それを避ける為に、シェリーは炎王に言って、約束の修行とやらを先にするように言っていたのだ。
「ええっと……お……お守りで」
「そうですか。一応、お守りの袋の中に、ユニコーンの骨を砕いたものをいれておきます。浄化作用の向上になりますので、中身はバラさないでくださいね」
シェリーはそう言って白い粗い粉を紙に包みだす。中身がこぼれないように器用に紙を折っていった。
「それで中身がこぼれないのですか?何か魔術で保護をするのですか?」
光の巫女が興味津々で聞いてきた。
だが、シェリーは無言のまま手を止めない。
シェリーにとっては……佐々木にとっては、スパイスを少量計っておくのに粉薬の包み方を使っていただけだ。
だから、大したことはしていない。
「少し黙ってください」
浄化の魔術を物に込めるということをしたことがない。強いて言うなら聖水ぐらいだ。
その聖水と同じような効力を持続的にもたせられるかは、やってみないとわからない。
だから集中したい。雑音は排除したいのだ。
「申し訳ございません」
光の巫女は、そう言って少し距離を取るものの、シェリーの手元に釘付けだ。
「この袋の中にいれるので、多少のことでは中身は漏れません。ですが、このお守り自体に浄化の効力をもたせますので、最悪中身がこぼれても問題ありません」
シェリーはそのように説明して、聖水を作る要領で、お守りに浄化の効力を施した。
「聖なる光」
シェリーが両手に包むように持つ。小さな四角い袋状になった布が、ほのかに光を帯びる。

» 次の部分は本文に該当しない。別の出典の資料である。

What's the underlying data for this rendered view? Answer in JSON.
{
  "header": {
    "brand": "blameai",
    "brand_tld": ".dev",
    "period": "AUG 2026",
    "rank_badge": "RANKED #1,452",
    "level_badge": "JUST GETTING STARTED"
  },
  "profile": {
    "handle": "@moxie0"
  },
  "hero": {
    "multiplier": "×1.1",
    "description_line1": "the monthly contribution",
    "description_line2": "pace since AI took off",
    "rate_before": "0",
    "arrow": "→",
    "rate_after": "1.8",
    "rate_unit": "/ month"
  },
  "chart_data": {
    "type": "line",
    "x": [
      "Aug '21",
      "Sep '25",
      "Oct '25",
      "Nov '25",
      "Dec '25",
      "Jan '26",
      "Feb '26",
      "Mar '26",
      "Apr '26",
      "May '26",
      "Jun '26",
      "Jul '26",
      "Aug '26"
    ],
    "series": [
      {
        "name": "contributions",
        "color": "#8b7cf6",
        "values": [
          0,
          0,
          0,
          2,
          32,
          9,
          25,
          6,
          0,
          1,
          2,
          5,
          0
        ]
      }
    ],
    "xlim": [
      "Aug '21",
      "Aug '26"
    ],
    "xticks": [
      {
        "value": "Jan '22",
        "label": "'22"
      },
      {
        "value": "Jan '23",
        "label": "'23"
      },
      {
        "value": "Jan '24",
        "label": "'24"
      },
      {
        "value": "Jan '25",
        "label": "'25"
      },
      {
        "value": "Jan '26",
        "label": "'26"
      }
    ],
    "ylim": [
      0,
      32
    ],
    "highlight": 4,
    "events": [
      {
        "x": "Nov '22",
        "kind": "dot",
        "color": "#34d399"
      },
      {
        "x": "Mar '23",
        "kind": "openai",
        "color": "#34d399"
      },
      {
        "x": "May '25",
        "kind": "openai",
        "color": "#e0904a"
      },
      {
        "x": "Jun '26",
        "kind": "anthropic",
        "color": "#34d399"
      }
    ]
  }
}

その状態をシェリーは凝視し、ホッとため息をついた。どうやらシェリーの目で確認して、成功していたのだろう。
シェリーはお守りの紐を手にもち、シエンの方に差し出した。
「いつも持ち歩いているものに、つけてください」
そう、何も問題はなかった。シエンにお守りが渡るまでは。いや、渡った直後もだ。
「ありがとうございます。聖女様」
シエンが礼を言い、お守りをどこにつけようかと紐の部分を持った瞬間。
紐が途中でブチッと切れたのだ。
別に使い古したお守りではない。炎国の光の女神を祀る神社のお守りだ。
光の巫女たちが、手作りで作っているありがたいお守りだ。
だから、簡単に紐が切れるような代物ではない。
そして紐から解放されたお守りの本体は、板の床に落ちた。その反動からか中身が飛び出す。シェリーが、簡単に開かないようにしていた紙の包が、中身をぶちまけながら宙を舞っていた。
「え?」
「あああああああ」
何が起こったのか、頭がついていけないシェリー。
思わず、散り散りになっていく白い粒をかき集めるように、手を出す光の巫女。
蒼白の顔で、手に持った紐を見つめるシエン。
「もしかして、不運全振りとか言いませんよね」
屋敷内にいなかったはずの黒い猫が、室内を横切っている。それを見てしまったシェリーは、頭が痛いと額に手を置くのだった。